The woman brought to Jesus has committed adultery. She has offended both against her husband and the whole village. Something in that society has been upset and someone must pay. She is guilty: she must die.

It's possible to see in this a classic case of The Scapegoat. To make a scapegoat is to identify a victim and expel that victim from the community. Then the rest of the community can rid itself of the scandal and return to normal. The victim is guilty and everyone else is assumed innocent. It is this assumption of innocence that Jesus subverts: If anyone is without sin among you, let him be the first to throw a stone at her.

Violence directed by all against a single victim seems to be a fundamental characteristic of human behaviour. But it exposes an equally fundamental flaw in human nature, which is our tendency to maintain our total innocence in the face of the victim we have identified as guilty.

For us at the present it is terrorism that is perceived as the threat, something that is making society uneasy. Indeed there is good reason to think this. Yet Christian believers should always be questioning our human need for victims.

Some years ago, during the IRA bombing campaign in London, the Daily Telegraph asserted that young Irishmen should not be surprised if they were picked up by the police and questioned. These days the scapegoats appear more in the guise of young men of Middle Eastern, North African or Pakistani descent.

If anyone is without sin among you, let him be the first to throw a stone at her. Clearly, that is not to condone violence. We rightly identify terrorism as a menace for all of us. Yet that does not mean that we should make scapegoats. For in the complex interrelationship that is global human life we none of us can claim innocence. I am no terrorist. I am less sure that I am not complicit in some of the causes of terrorism.

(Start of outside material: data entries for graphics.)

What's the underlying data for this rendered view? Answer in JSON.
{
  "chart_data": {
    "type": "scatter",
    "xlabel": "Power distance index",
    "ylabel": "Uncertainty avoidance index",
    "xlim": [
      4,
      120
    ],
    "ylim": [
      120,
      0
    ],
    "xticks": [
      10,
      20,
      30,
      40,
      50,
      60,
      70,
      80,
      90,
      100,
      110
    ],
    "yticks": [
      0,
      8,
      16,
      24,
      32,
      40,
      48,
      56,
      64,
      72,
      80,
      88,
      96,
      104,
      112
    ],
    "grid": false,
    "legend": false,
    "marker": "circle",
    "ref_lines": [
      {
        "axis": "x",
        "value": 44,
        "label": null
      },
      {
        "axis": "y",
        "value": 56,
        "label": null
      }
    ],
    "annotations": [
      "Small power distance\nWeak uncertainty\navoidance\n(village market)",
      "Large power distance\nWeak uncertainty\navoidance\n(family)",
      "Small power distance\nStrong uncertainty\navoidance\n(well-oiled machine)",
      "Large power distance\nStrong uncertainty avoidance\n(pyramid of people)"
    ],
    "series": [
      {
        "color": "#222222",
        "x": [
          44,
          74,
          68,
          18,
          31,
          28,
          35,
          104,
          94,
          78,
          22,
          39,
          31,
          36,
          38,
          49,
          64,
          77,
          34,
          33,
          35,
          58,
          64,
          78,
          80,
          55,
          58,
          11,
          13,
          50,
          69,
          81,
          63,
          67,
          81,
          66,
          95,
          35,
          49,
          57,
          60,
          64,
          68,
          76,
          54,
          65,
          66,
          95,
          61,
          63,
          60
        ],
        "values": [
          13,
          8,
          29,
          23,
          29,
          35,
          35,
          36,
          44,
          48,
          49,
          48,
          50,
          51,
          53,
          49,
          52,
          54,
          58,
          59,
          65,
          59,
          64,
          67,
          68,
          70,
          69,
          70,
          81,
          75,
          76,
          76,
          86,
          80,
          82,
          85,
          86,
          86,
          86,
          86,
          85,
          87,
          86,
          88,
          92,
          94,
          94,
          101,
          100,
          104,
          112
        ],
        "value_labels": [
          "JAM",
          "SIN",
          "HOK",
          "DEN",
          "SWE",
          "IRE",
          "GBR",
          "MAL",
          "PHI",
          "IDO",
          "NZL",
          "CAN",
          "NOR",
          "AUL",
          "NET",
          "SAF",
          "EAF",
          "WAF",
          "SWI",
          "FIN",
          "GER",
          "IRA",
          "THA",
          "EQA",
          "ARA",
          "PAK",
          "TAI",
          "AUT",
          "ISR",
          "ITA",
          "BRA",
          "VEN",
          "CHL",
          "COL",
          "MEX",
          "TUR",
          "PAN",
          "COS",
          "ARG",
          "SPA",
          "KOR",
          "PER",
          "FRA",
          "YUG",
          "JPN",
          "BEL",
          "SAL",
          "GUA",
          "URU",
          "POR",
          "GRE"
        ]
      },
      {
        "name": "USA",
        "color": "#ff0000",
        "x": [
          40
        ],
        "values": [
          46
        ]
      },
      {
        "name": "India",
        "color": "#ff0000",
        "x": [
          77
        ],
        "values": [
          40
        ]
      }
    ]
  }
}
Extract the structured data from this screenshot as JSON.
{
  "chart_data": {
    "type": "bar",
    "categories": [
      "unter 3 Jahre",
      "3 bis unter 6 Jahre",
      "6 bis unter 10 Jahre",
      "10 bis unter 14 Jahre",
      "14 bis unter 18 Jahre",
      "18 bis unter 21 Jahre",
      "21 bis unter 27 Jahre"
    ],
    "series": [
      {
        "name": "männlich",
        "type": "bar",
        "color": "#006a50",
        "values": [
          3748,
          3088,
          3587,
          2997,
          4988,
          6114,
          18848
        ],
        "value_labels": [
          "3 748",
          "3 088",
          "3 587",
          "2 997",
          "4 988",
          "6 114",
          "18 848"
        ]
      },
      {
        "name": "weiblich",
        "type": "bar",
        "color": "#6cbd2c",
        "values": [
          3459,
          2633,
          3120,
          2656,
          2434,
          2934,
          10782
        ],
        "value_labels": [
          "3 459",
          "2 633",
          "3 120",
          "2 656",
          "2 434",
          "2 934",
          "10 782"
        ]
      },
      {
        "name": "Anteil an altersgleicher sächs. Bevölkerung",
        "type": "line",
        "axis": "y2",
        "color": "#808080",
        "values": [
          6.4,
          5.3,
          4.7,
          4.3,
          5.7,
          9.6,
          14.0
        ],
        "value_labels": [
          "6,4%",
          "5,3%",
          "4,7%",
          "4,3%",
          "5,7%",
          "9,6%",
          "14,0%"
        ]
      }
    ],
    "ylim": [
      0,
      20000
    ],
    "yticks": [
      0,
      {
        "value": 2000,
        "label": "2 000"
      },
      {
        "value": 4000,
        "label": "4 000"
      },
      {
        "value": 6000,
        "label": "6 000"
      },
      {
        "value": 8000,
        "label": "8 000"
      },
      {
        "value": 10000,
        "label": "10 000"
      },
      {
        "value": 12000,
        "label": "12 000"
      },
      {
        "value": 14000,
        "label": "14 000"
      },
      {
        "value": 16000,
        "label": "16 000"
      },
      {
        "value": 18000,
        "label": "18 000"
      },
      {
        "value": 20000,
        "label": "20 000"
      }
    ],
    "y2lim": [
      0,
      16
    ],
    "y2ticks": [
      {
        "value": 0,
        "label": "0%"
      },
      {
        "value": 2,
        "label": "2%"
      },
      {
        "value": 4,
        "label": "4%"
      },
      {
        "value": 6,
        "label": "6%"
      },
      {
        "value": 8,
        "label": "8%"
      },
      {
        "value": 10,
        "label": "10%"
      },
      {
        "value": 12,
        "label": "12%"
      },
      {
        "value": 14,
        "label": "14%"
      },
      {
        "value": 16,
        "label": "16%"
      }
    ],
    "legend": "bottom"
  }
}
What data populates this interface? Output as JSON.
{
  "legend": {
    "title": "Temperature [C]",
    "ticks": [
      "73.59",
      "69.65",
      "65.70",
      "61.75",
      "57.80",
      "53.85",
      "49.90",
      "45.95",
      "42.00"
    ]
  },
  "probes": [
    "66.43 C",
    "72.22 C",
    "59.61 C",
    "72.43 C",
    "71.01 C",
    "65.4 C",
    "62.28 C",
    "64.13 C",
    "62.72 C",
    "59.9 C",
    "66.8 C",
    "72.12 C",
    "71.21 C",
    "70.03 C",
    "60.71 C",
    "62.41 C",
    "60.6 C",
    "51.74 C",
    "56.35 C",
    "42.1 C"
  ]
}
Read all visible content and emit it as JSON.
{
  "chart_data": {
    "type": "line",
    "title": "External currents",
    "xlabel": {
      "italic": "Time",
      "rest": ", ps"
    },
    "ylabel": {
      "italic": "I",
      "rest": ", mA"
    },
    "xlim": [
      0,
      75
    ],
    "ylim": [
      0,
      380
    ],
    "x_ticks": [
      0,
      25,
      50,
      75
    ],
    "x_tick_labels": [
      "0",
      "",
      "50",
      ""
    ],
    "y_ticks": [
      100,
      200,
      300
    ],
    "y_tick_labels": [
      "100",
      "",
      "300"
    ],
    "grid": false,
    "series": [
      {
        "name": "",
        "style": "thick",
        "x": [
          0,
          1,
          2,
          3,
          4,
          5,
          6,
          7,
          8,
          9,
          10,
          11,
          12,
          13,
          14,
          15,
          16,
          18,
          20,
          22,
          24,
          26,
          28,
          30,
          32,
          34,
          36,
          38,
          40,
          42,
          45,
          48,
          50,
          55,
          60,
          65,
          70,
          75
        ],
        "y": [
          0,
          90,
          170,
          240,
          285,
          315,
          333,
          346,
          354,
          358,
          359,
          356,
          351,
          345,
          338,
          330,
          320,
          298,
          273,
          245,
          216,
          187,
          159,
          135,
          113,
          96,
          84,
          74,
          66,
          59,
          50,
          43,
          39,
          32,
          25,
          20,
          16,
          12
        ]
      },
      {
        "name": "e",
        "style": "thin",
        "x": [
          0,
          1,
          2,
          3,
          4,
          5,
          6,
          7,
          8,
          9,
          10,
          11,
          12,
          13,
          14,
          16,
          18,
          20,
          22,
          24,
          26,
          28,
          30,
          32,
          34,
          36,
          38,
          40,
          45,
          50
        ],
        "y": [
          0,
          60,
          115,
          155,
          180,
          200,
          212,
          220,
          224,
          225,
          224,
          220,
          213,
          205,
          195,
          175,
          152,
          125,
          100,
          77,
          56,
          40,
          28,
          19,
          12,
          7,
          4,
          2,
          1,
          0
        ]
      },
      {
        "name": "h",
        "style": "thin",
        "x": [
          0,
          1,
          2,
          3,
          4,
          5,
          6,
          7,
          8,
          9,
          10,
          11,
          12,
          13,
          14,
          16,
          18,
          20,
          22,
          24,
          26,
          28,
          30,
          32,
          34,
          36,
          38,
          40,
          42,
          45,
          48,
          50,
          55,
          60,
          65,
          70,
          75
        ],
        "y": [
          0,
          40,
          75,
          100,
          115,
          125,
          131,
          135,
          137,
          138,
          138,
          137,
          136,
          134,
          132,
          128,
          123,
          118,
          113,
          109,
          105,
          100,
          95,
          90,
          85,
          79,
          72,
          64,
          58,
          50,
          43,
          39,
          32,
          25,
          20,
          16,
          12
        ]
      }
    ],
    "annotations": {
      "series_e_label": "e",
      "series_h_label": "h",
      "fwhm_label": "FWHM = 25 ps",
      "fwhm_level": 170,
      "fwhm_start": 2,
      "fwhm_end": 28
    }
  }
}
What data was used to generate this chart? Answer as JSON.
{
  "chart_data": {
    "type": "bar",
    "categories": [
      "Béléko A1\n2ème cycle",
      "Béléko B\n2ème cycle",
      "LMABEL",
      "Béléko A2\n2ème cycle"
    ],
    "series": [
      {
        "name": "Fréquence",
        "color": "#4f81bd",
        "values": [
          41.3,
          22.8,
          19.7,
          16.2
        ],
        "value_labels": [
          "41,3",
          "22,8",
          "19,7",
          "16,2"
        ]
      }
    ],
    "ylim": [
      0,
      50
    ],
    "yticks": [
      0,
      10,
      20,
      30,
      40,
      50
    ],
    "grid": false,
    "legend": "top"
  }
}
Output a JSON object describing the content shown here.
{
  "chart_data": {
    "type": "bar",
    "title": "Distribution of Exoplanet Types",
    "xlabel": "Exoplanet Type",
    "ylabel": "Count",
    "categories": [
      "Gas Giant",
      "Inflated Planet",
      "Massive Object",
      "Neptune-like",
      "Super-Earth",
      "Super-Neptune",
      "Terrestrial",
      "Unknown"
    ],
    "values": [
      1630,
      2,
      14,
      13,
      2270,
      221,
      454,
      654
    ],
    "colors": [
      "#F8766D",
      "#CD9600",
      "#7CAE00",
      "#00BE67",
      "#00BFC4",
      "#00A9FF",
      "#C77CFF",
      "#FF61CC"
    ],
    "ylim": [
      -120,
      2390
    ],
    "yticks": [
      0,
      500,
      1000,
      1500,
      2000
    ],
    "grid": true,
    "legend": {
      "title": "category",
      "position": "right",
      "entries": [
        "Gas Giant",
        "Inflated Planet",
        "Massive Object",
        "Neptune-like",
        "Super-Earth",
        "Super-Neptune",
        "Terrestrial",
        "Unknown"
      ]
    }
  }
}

To claim total innocence is to deny original sin and unmask ourselves as guilty. Saint John's first letter has this: If we say we have no sin we are deceiving ourselves and the truth is not in us.

The woman is guilty of adultery. Yet Jesus will not allow the victim ritual to take place. That sort of human sacrifice is no longer to be made, since those who intend to offer it are exposed as equally guilty.

Instead, Jesus gives the woman a challenge. Jesus mandates a response to forgiveness, a response that we would describe as a "firm purpose of amendment." He says: Go and sin no more. Let that be heard as if addressed to all of us. That is the Christian counsel.

Christians do not need to chase after victims, or to condone the making of scapegoats. This is because one full, perfect and sufficient sacrifice has brought about the forgiveness of sins, and also unmasked the violence of the innocent. We offer the sacrifice of the Body and Blood of Christ, the innocent Lamb freely offering his life, the blood poured out for the forgiveness of sins.